Wolfhagen, J. (2020). Re-examining the use of the LSI technique in zooarchaeology. Journal of Archaeological Science, 123: 105254. doi:10.1016/j.jas.2020.105254.


Cite as: http://hdl.handle.net/21.11116/0000-0007-4BC2-A
Abstract
Biometric analysis of faunal remains is crucial for estimating the age/sex composition of assemblages and exploring large-scale processes that affected animal biology in the past. The LSI technique is a premier method for examining biometry in different zooarchaeological scenarios, particularly domestication research and regional-scale surveys. Despite the technique's popularity, several early arguments describing limitations or concerns about the LSI technique still impact interpretations and applications today. More generally, though, the LSI technique is treated as a method of increasing sample sizes as a last resort when unmodified measurements are too scarce to use. This paper re-examines the theoretical foundations of the LSI technique to update best practices in LSI analyses in zooarchaeology. Redefining the LSI technique as a pseudo-centering process shows why LSI values are preferable to unmodified measurements for biometric analyses.

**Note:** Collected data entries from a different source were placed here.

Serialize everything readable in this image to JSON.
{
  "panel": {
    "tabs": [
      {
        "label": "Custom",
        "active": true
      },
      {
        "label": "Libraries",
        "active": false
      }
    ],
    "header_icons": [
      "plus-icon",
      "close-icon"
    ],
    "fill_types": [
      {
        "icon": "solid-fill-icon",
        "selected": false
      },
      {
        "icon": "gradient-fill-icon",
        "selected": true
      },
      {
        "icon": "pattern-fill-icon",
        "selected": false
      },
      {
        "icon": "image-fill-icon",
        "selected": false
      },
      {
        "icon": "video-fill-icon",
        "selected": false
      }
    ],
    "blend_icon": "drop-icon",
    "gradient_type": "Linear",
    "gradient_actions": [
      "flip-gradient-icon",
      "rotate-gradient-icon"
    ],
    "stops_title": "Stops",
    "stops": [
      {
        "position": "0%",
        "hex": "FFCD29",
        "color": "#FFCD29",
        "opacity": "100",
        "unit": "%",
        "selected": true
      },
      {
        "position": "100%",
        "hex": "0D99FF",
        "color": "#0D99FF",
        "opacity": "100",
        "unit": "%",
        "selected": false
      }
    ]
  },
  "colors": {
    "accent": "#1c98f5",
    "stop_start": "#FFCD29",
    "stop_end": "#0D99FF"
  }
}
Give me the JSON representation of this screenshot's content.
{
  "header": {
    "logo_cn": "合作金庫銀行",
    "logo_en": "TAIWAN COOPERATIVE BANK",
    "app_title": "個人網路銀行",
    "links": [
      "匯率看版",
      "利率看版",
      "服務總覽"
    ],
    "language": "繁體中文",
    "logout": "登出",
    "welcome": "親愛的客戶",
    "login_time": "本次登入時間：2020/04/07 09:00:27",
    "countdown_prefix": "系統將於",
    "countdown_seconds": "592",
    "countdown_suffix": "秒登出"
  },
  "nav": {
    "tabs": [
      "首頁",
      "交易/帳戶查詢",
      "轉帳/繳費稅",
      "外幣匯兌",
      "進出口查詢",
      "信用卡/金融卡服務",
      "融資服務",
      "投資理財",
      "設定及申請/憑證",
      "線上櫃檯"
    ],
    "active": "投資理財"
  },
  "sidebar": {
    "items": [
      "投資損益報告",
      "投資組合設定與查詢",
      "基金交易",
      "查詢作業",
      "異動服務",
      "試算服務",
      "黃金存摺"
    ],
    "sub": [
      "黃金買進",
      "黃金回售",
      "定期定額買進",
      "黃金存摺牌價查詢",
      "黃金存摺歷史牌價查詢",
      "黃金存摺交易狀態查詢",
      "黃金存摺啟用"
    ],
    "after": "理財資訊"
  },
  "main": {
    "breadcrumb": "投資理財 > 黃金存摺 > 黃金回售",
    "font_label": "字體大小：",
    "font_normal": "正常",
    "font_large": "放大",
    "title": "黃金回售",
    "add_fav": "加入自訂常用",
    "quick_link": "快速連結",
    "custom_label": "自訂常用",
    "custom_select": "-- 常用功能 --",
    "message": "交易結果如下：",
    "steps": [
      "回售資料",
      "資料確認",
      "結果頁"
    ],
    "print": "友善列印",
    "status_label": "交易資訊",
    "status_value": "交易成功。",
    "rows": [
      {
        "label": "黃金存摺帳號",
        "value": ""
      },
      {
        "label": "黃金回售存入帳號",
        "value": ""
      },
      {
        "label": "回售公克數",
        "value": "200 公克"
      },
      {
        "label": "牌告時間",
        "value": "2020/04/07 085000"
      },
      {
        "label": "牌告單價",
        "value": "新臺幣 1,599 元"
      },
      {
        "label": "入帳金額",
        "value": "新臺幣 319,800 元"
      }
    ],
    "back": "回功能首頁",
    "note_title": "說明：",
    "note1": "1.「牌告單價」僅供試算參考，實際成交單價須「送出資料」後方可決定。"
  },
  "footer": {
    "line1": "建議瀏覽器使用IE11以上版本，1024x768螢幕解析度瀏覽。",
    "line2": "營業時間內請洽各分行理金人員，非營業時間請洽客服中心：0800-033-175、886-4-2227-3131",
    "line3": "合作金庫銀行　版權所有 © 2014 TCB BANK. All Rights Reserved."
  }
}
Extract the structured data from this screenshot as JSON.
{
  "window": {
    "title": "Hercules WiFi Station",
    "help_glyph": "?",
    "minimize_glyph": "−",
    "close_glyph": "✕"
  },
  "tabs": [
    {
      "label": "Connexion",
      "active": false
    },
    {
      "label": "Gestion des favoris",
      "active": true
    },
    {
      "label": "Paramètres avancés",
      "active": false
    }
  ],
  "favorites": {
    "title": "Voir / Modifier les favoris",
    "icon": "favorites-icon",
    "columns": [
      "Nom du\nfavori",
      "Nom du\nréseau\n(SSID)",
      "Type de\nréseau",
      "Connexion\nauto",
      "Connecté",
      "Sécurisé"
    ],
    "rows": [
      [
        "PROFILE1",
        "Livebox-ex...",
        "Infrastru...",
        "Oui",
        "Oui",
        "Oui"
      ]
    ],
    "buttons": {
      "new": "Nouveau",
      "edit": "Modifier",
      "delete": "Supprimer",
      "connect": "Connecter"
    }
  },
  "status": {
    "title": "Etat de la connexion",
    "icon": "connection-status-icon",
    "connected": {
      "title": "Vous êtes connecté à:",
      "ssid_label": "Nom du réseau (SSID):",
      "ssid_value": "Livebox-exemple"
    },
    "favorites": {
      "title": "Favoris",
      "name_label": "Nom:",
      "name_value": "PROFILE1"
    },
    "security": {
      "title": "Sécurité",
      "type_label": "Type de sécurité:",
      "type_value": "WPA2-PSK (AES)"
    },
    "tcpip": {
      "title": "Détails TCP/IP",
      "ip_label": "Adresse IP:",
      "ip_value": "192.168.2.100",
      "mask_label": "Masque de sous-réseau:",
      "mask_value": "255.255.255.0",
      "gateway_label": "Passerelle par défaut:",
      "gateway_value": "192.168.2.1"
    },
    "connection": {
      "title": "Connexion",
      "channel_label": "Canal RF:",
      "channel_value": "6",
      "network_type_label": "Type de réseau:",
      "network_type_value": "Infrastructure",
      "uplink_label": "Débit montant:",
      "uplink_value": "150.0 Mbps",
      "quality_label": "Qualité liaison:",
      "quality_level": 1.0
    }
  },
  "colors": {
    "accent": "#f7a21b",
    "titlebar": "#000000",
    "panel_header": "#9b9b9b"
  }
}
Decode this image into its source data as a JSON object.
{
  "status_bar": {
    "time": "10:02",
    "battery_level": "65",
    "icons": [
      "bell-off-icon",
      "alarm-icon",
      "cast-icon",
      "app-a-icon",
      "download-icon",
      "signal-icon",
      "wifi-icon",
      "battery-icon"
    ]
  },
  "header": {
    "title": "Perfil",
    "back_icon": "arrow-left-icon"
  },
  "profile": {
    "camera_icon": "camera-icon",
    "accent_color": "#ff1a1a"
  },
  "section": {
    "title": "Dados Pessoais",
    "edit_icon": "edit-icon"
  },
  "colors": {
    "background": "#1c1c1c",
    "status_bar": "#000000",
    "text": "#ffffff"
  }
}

This new definition also highlights the arbitrary nature of standard animal and logarithm base choice, though certain decisions (smaller standard animals and base e logarithms) can aid interpretation by closely linking changes in LSI values to proportional changes of the original measurements relative to the standard. Of more consequence on LSI analyses, however, is the way to aggregate LSI values from different measurement types; this paper shows how multilevel modeling uses partial pooling to balance the trade-offs of bias and variance caused by aggregation. To showcase the benefits of the Bayesian multilevel LSI model, the biometric variation of ten simulated sites using a reference set of Shetland sheep measurements (Popkin Peter et al., 2012). Modeling all ten sites within a single multilevel structure provides a clear way to evaluate biometric differences while accounting for potential allometries and variation in body part representation between different sites. These results clarify earlier arguments about the limitations of the LSI technique, summarized in a set of best practices for LSI applications.